En síntesis, la próxima generación de rankings de innovación podría integrar indicadores híbridos: VC + PI + sostenibilidad, evaluando no solo cuántas startups surgen, sino también cuánto valor intangible y ambiental generan.
La introducción del capital riesgo como métrica en los rankings globales de innovación marca un cambio de paradigma. Ya no basta con producir conocimiento; es indispensable transformarlo en valor económico a través de startups financiadas y protegidas.
Los hallazgos muestran que los polos que escalaron posiciones —Shenzhen, Londres, Bangalore— no solo atrajeron VC, sino que también fortalecieron sus sistemas de propiedad intelectual, convirtiendo invenciones en activos monetizables. En contraste, polos con abundante ciencia pero sin dinamismo emprendedor ni PI ágil han perdido terreno.
La principal lección es clara: capital riesgo y propiedad intelectual son fuerzas complementarias. El primero provee financiamiento y escalabilidad; la segunda garantiza seguridad jurídica y exclusividad. Sin PI, el VC es frágil; sin VC, la PI es un activo inmovilizado. Juntos, constituyen la base de la competitividad global en la economía digital.

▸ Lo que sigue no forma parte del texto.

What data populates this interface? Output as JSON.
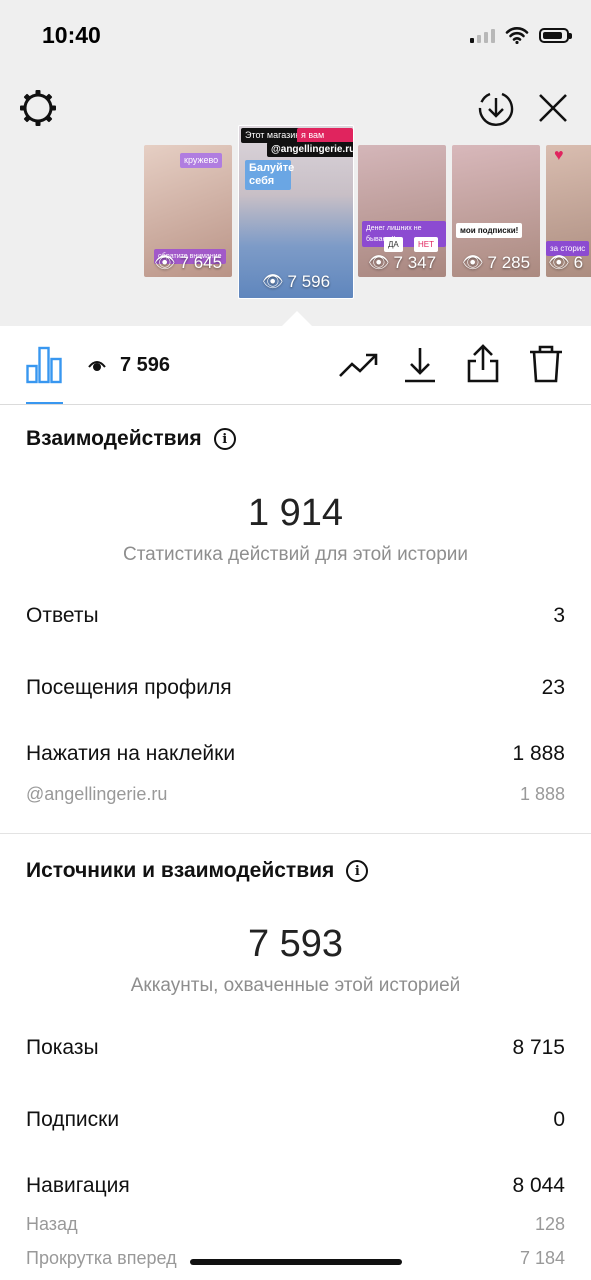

De cara al futuro, los gobiernos deberán diseñar políticas integradas que combinen inversión en I+D, sistemas de PI robustos y atracción de capital riesgo. Las universidades deberán profesionalizar sus oficinas de transferencia tecnológica, y los inversores deberán reconocer el valor de los activos intangibles como criterio clave de decisión. Solo así se consolidará una innovación que no sea efímera ni concentrada, sino sostenible, inclusiva y globalmente competitiva.